Arbeitnehmer haben einen Anspruch auf Teilzeitarbeitsplätze, wenn sie länger als sechs Monate im Arbeitsverhältnis zum Arbeitgeber stehen. Im Unternehmen müssen mindestens 15 AN regelmäßig beschäftigt sein.
Ablauf:
•    Antrag des AN an AG (Schriftform nicht vorgeschrieben, aber sinnvoll) spätestens 3 Monate vor dem gewünschten Änderungszeitpunkt.

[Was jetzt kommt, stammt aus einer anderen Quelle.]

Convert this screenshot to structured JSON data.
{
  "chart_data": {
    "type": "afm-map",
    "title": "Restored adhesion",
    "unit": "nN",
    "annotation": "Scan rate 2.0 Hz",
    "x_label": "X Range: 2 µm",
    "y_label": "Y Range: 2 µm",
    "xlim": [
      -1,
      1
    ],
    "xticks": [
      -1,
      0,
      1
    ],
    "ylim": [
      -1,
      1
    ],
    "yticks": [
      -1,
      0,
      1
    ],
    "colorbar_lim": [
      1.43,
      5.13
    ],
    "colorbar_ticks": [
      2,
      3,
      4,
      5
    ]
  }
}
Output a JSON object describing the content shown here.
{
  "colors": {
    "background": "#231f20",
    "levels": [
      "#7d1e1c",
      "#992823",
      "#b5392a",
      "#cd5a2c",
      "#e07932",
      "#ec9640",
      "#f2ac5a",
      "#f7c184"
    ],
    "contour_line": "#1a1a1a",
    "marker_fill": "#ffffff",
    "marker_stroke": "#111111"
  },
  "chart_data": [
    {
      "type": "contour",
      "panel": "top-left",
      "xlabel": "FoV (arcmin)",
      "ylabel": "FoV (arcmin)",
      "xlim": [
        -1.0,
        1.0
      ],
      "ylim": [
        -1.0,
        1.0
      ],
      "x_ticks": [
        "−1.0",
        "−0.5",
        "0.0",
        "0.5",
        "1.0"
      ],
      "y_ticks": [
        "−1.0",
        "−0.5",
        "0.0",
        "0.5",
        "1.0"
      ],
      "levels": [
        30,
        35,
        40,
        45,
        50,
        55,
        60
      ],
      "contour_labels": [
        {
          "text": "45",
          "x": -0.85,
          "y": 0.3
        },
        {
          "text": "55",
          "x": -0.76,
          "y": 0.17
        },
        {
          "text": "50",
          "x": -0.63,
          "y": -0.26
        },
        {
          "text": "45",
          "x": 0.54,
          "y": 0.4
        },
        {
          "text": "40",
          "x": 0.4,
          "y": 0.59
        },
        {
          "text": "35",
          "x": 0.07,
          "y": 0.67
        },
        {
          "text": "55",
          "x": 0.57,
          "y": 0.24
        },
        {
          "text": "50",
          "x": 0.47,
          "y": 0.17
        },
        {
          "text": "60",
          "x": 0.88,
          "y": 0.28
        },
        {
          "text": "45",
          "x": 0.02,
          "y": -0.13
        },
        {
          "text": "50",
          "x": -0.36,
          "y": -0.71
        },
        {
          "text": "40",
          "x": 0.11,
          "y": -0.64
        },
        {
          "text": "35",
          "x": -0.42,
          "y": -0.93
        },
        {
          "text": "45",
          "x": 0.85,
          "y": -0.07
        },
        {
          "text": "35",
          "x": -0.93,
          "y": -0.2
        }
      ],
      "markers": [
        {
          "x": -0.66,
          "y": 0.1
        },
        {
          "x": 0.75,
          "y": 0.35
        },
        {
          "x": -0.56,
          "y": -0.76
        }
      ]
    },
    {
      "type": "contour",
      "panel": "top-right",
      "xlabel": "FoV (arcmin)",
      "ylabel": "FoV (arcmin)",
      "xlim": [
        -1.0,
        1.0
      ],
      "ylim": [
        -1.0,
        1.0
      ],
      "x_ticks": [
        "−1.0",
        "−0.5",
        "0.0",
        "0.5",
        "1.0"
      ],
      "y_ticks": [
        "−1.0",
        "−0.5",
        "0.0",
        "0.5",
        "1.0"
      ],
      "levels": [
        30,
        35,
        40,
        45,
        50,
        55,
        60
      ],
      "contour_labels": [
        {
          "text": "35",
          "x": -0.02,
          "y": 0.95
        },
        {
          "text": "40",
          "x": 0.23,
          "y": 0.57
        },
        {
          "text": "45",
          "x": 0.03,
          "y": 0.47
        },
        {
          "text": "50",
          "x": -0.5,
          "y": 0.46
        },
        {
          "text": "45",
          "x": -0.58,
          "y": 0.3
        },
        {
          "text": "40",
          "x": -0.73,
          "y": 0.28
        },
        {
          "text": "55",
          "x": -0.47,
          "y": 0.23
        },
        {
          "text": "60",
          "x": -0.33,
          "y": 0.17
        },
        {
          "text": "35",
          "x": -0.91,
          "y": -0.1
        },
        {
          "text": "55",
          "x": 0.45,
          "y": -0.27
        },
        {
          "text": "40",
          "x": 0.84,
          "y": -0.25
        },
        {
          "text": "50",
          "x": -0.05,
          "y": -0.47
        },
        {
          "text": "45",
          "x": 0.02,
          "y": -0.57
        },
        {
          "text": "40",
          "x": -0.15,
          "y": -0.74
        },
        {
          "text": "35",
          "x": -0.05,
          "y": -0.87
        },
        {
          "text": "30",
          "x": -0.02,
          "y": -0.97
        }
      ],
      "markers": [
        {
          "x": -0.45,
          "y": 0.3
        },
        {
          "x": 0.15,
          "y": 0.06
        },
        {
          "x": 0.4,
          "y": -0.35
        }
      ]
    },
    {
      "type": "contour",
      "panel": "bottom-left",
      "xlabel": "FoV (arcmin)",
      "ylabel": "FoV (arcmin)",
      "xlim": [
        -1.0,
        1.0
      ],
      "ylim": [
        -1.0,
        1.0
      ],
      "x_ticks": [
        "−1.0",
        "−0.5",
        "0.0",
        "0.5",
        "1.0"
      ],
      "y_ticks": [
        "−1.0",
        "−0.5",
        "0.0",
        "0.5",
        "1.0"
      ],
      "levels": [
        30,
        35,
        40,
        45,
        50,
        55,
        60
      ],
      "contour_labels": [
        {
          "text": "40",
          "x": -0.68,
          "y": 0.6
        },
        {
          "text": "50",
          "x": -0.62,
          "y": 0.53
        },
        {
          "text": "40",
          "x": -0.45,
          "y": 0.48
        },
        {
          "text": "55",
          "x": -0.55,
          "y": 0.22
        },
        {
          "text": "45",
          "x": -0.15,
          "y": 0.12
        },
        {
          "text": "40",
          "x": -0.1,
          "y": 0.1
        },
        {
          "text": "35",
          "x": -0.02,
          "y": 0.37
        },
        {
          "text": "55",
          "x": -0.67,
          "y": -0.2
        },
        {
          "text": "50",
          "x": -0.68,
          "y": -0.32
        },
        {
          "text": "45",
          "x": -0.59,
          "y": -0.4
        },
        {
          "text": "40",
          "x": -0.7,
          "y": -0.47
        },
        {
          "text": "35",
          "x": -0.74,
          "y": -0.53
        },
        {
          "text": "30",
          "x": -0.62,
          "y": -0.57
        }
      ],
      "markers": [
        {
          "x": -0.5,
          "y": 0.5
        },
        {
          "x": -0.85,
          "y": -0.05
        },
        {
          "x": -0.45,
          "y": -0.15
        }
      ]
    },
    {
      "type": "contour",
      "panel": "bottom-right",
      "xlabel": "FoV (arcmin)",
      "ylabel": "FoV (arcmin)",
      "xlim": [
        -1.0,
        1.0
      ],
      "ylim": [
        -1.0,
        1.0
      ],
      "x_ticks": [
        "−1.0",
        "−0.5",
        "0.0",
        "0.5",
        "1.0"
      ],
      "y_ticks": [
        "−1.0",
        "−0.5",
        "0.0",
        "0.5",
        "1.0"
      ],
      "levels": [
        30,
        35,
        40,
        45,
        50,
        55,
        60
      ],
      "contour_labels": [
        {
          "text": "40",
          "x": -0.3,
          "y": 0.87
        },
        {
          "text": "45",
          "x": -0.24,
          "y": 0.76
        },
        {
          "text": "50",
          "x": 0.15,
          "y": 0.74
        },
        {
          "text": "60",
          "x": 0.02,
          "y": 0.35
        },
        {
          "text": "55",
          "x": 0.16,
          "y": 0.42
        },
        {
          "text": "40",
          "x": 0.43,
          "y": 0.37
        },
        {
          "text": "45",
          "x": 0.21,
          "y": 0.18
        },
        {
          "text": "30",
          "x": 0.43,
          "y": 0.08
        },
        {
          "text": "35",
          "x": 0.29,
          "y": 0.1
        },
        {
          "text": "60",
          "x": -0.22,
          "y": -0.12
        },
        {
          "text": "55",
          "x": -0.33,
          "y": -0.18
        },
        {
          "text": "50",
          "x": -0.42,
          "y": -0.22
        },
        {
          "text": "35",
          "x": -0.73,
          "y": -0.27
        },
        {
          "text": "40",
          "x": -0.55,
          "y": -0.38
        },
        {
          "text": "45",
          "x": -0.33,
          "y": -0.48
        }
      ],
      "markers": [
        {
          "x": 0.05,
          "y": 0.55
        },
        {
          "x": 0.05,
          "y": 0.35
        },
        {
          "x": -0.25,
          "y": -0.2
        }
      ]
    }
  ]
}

•    Gewünschte Arbeitszeitverteilung im Antrag angeben
•    Erörterung des Antrages zwischen AN und AG
•    Zustimmungspflicht des AG, soweit nicht betriebliche Gründe entgegenstehen
•    Betriebliche Gründe können sein:
Organsiationsprobleme
Störung der Arbeitsabläufe
Störung der Betriebssicherheit
unverhältnismäßige Kostenverursachung
•    AG hat Entscheidung begründet und in Schriftform dem AN spätestens 1 Monat vor dem gewünschten Beginn mitzuteilen.
•    Falls der AG dies unterläßt, tritt eine Fiktionswirkung in Kraft: es wird so getan, als ob er zugestimmt hätte. Dies kann auch gerichtlich festgestellt und durchgesetzt werden.
•    Wichtig: der AN kann nach erfolgreichem Antrag oder nach berechtigter Ablehnung erst wieder 2 Jahre später einen erneuten Antrag stellen.

Umgekehrt hat ein Teizeitbeschäftiger keinen Anspruch auf Umwandlung in ein „normales“ Arbeitsverhältnis. Allerdings ist er bevorzugt zu berücksichtigen, wenn ein entsprechender Arbeitsplatz frei wird, § 9 TzBfG.